Par Henri Deleersnijder

Il y a, au début du Léviathan (1651) de Thomas Hobbes, un frontispice extrêmement évocateur. On y voit un souverain, l’épée dans une main et dans l’autre la crosse, ayant accaparé dans son torse une immense quantité d’hommes le regard dressé vers lui, dans une posture mêlant peur et respect, tandis qu’en contrebas la ville déserte bénéficie d’une totale quiétude.

Cette célèbre image est la figure emblématique d’une société où les individus abandonneraient leur liberté au profit d’un État protecteur, tenant fermement sous sa coupe les citoyens et citoyennes en proie à l’angoisse générée par une épidémie, par exemple. Ce serait là, pour l’espèce humaine fragilisée au plus haut point, le triomphe d’un biopouvoir, c’est-à-dire le contrôle coercitif exercé par une autorité politique sur la vie des corps mêmes des personnes, de quoi les rendre dociles.

Ce concept, on le doit au philosophe Michel Foucault qui a reconnu, dans la « police de la peste » établie à Marseille à la faveur du terrible épisode pesteux de 1720-1722, les premiers pas de ce qu’on pourrait aussi appeler la biopolitique. Un extrait de son ouvrage Surveiller et punir (1975) est symptomatique à cet égard : « Cet espace clos, découpé, surveillé en tout point, où les individus sont insérés en une place fixe, où les moindres mouvements sont contrôlés, où tous les événements sont enregistrés, où un travail ininterrompu d’écriture relie le centre et la périphérie, où le pouvoir s’exerce sans partage, selon une figure hiérarchique continue, où chaque individu est constamment repéré, examiné et distribué entre les vivants, les malades et les morts – tout cela constitue un modèle compact du dispositif disciplinaire. À la peste répond l’ordre […].1 »

Cet autre passage est révélateur également : « La ville pestiférée, toute traversée de hiérarchie, de surveillance, de regard, d’écriture, la ville immobilisée dans le fonctionnement d’un pouvoir extensif qui porte de façon distincte sur tous les corps individuels – c’est l’utopie de la cité parfaitement gouvernée.2 »

Toutes proportions gardées, la Belgique entrée à deux reprises en confinement au cours de l’année 2020, par suite du Covid, ne fait-elle pas penser à cette cité carcérale – mais ordonnée – décrite par Foucault ? Avec ses habitants soumis à l’impérieuse injonction de rester chez eux, les rues désertes ramenées au silence, les rares piétons empressés s’évitant parfois ostensiblement les uns les autres, les caméras de surveillance disséminées un peu partout, les villes délaissées comme en temps de guerre, l’imposition d’un couvre-feu, et tutti quanti

On dira que la propagation du coronavirus a rendu nécessaires ces mesures restrictives. Certes, mais peut-on être sûr qu’elles seront toutes abandonnées quand la petite « bête à picots » aura desserré son étreinte ? On est dès lors en droit de se demander si nos libertés, de mouvement notamment, ne vont pas être rabotées pour longtemps, au même titre que nos acquis démocratiques. Car les crises sanitaires sont des accélérateurs de tendances.

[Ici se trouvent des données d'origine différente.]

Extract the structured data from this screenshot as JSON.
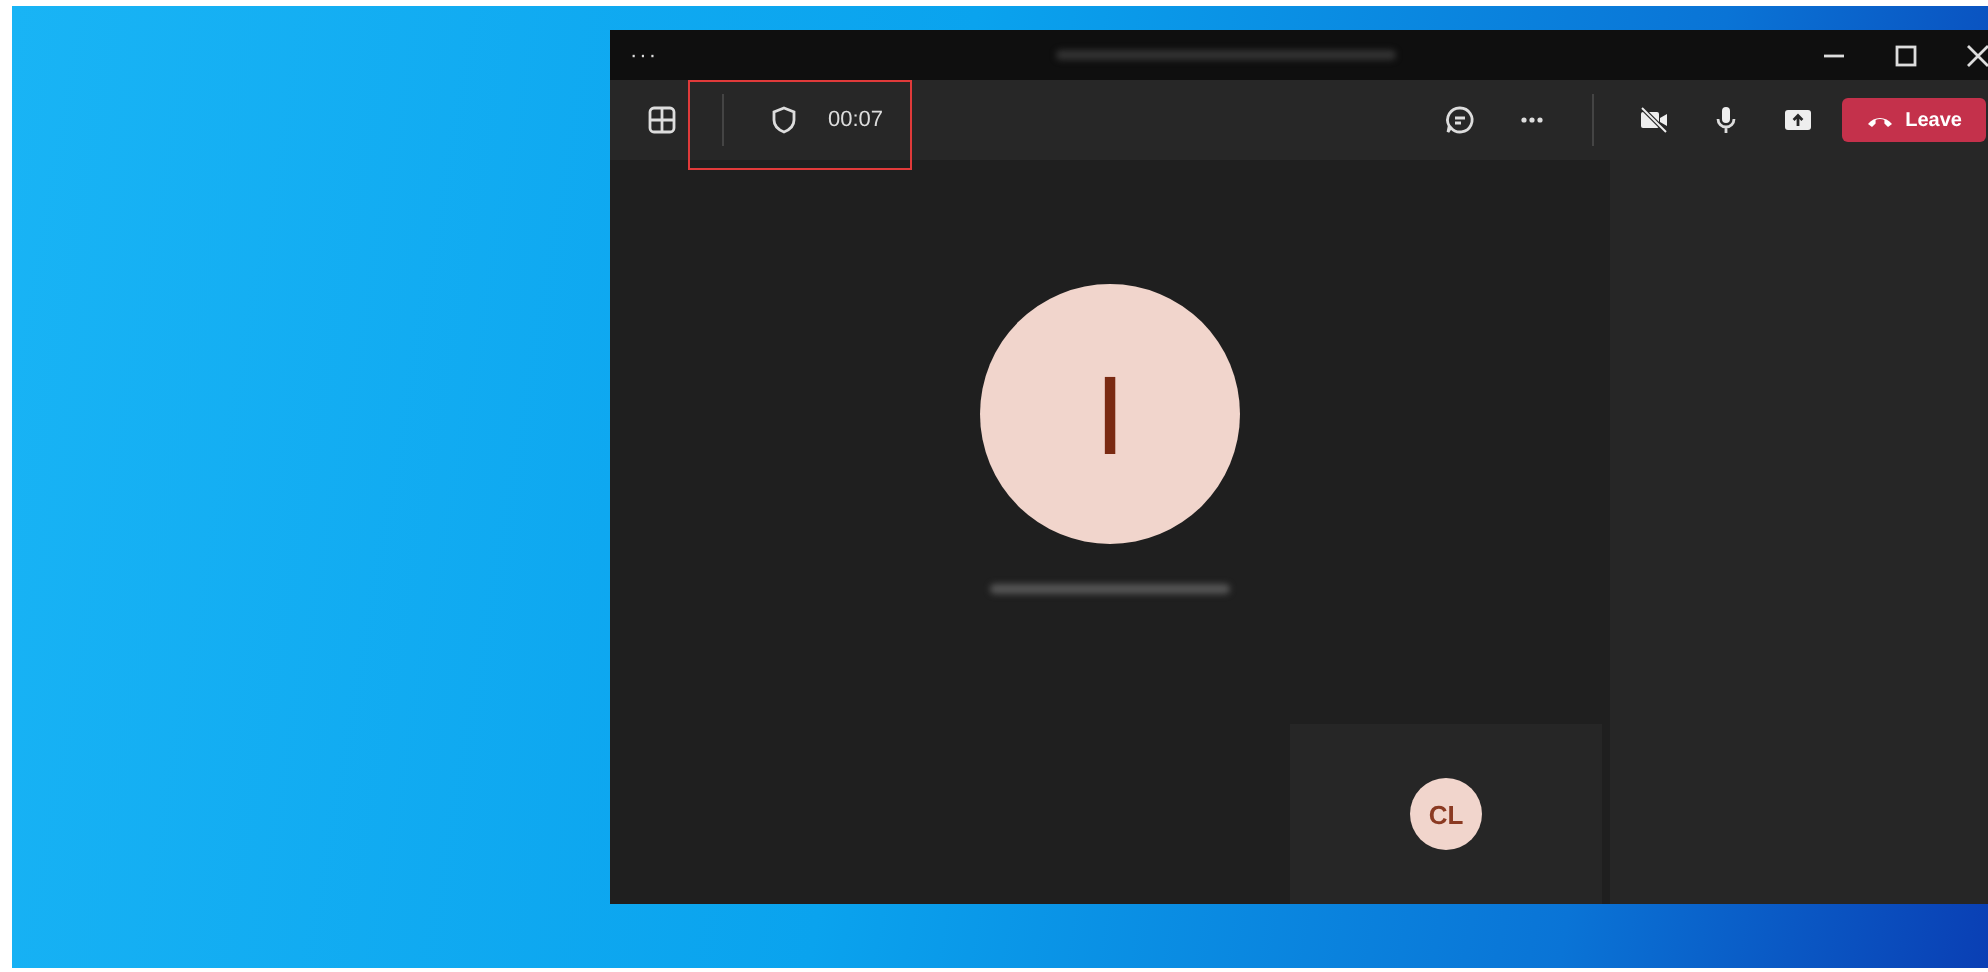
{
  "window": {
    "title_menu": "···"
  },
  "toolbar": {
    "timer": "00:07",
    "leave_button": "Leave"
  },
  "main_participant": {
    "initial": "I"
  },
  "self_view": {
    "initials": "CL"
  }
}
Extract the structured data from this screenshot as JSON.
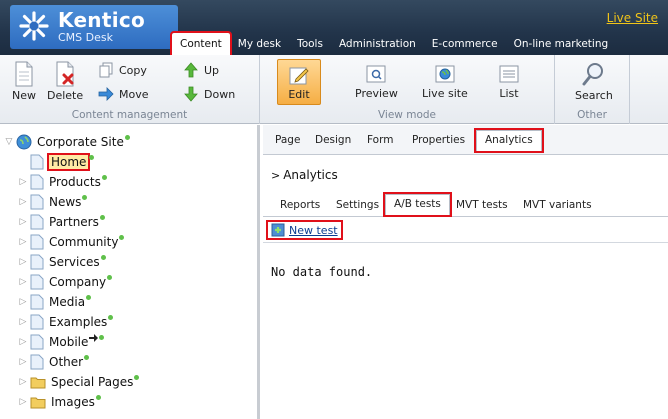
{
  "header": {
    "app_name": "Kentico",
    "app_sub": "CMS Desk",
    "live_site": "Live Site",
    "nav": [
      "Content",
      "My desk",
      "Tools",
      "Administration",
      "E-commerce",
      "On-line marketing"
    ]
  },
  "toolbar": {
    "content_management": {
      "label": "Content management",
      "new": "New",
      "delete": "Delete",
      "copy": "Copy",
      "move": "Move",
      "up": "Up",
      "down": "Down"
    },
    "view_mode": {
      "label": "View mode",
      "edit": "Edit",
      "preview": "Preview",
      "live_site": "Live site",
      "list": "List"
    },
    "other": {
      "label": "Other",
      "search": "Search"
    }
  },
  "tree": {
    "root": "Corporate Site",
    "items": [
      "Home",
      "Products",
      "News",
      "Partners",
      "Community",
      "Services",
      "Company",
      "Media",
      "Examples",
      "Mobile",
      "Other",
      "Special Pages",
      "Images"
    ]
  },
  "content": {
    "tabs": [
      "Page",
      "Design",
      "Form",
      "Properties",
      "Analytics"
    ],
    "section_title": "Analytics",
    "subtabs": [
      "Reports",
      "Settings",
      "A/B tests",
      "MVT tests",
      "MVT variants"
    ],
    "new_test": "New test",
    "no_data": "No data found."
  },
  "colors": {
    "header_bg": "#22344a",
    "logo_bg": "#2e6cc0",
    "live_link": "#f0c419",
    "highlight": "#e0101a",
    "status_dot": "#5fc04a"
  }
}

En matière d’autonomie individuelle, un rétropédalage de la part des pouvoirs en place est loin d’être assuré, d’autant qu’ils sont aujourd’hui armés d’un arsenal de moyens d’observation high tech, drones en bonus.

Il est par conséquent important que les citoyennes et citoyens, hantés comme jamais par la crainte de la mort, évitent de s’accoutumer dans l’avenir à des résolutions administratives liberticides, prises dans l’urgence. À ce propos, la (re)lecture du Discours de la servitude volontaire (1576) d’Étienne de La Boétie reste d’actualité…

  1. Michel Foucault, Surveiller et punir. Naissance de la prison, coll. « Bibliothèque des histoires », Paris, Gallimard, 1975, p. 199.
  2. Ibid., p. 200.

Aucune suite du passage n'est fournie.